Une femme dans une rue de Mogadiscio le 25 mai 2013
Eine Frau auf einer Straße in Mogadischu 25. Mai 2013
Une femme dans une rue de Mogadiscio le 25 mai 2013
afp.com – Tobin Jones

Depuis deux ans, la fragile armée somalienne, épaulée par une force de l’Union africaine (UA) et, depuis 18 mois, par un contingent éthiopien, a repris l’ensemble des bastions des insurgés islamistes shebab dans le sud et le centre du pays.
Mais étendre sur les territoires reconquis l’autorité du gouvernement central – qui jusqu’à la mi-2011 contrôlait à peine quelques quartiers de Mogadiscio – s’avère bien plus compliqué.
“En Somalie, aujourd’hui, il n’y a qu’un gouvernement fédéral, appartenant au peuple somalien et représentant tous les Somaliens et toutes les régions”, a assuré ces derniers jours le président somalien, Hassan Cheikh Mohamoud.
L’élection du chef de l’Etat en septembre a suscité l’espoir d’enfin voir une autorité centrale se dessiner en Somalie.
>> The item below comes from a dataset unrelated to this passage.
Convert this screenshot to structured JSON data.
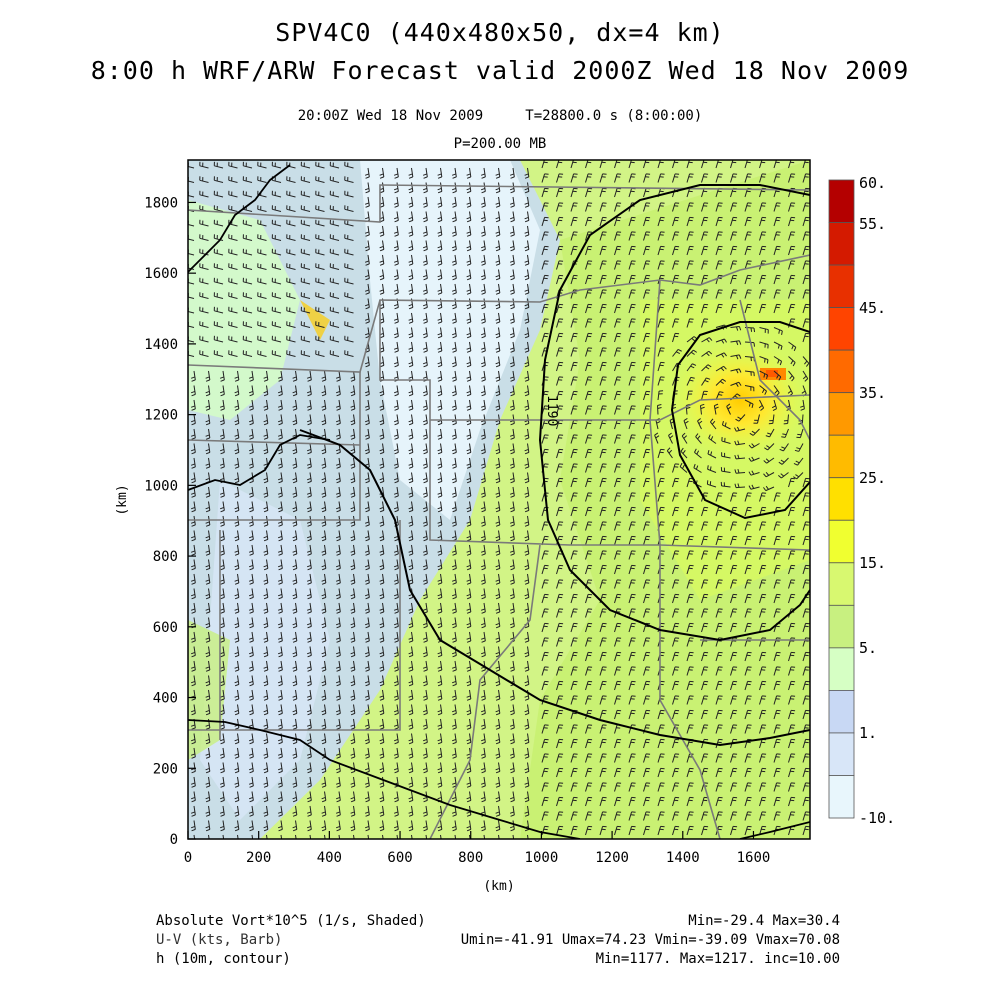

Il est à la tête des premières autorités “pérennes” du pays depuis la chute du président Siad Barre en 1991: en deux décennies, le pays n’avait jusqu’ici vu se succéder que des autorités de transition sans réel pouvoir.
Mais la persistance de puissantes milices, affiliées à des chefs de guerre et soutenues par des armées étrangères, relativise sérieusement l’ampleur du pouvoir qu’il détient.
Le “Jubaland”, symbole de toute les divisions
Les récentes tentatives pour créer un Etat dit du “Jubaland”, dans le sud somalien, ont cristallisé ces dissensions.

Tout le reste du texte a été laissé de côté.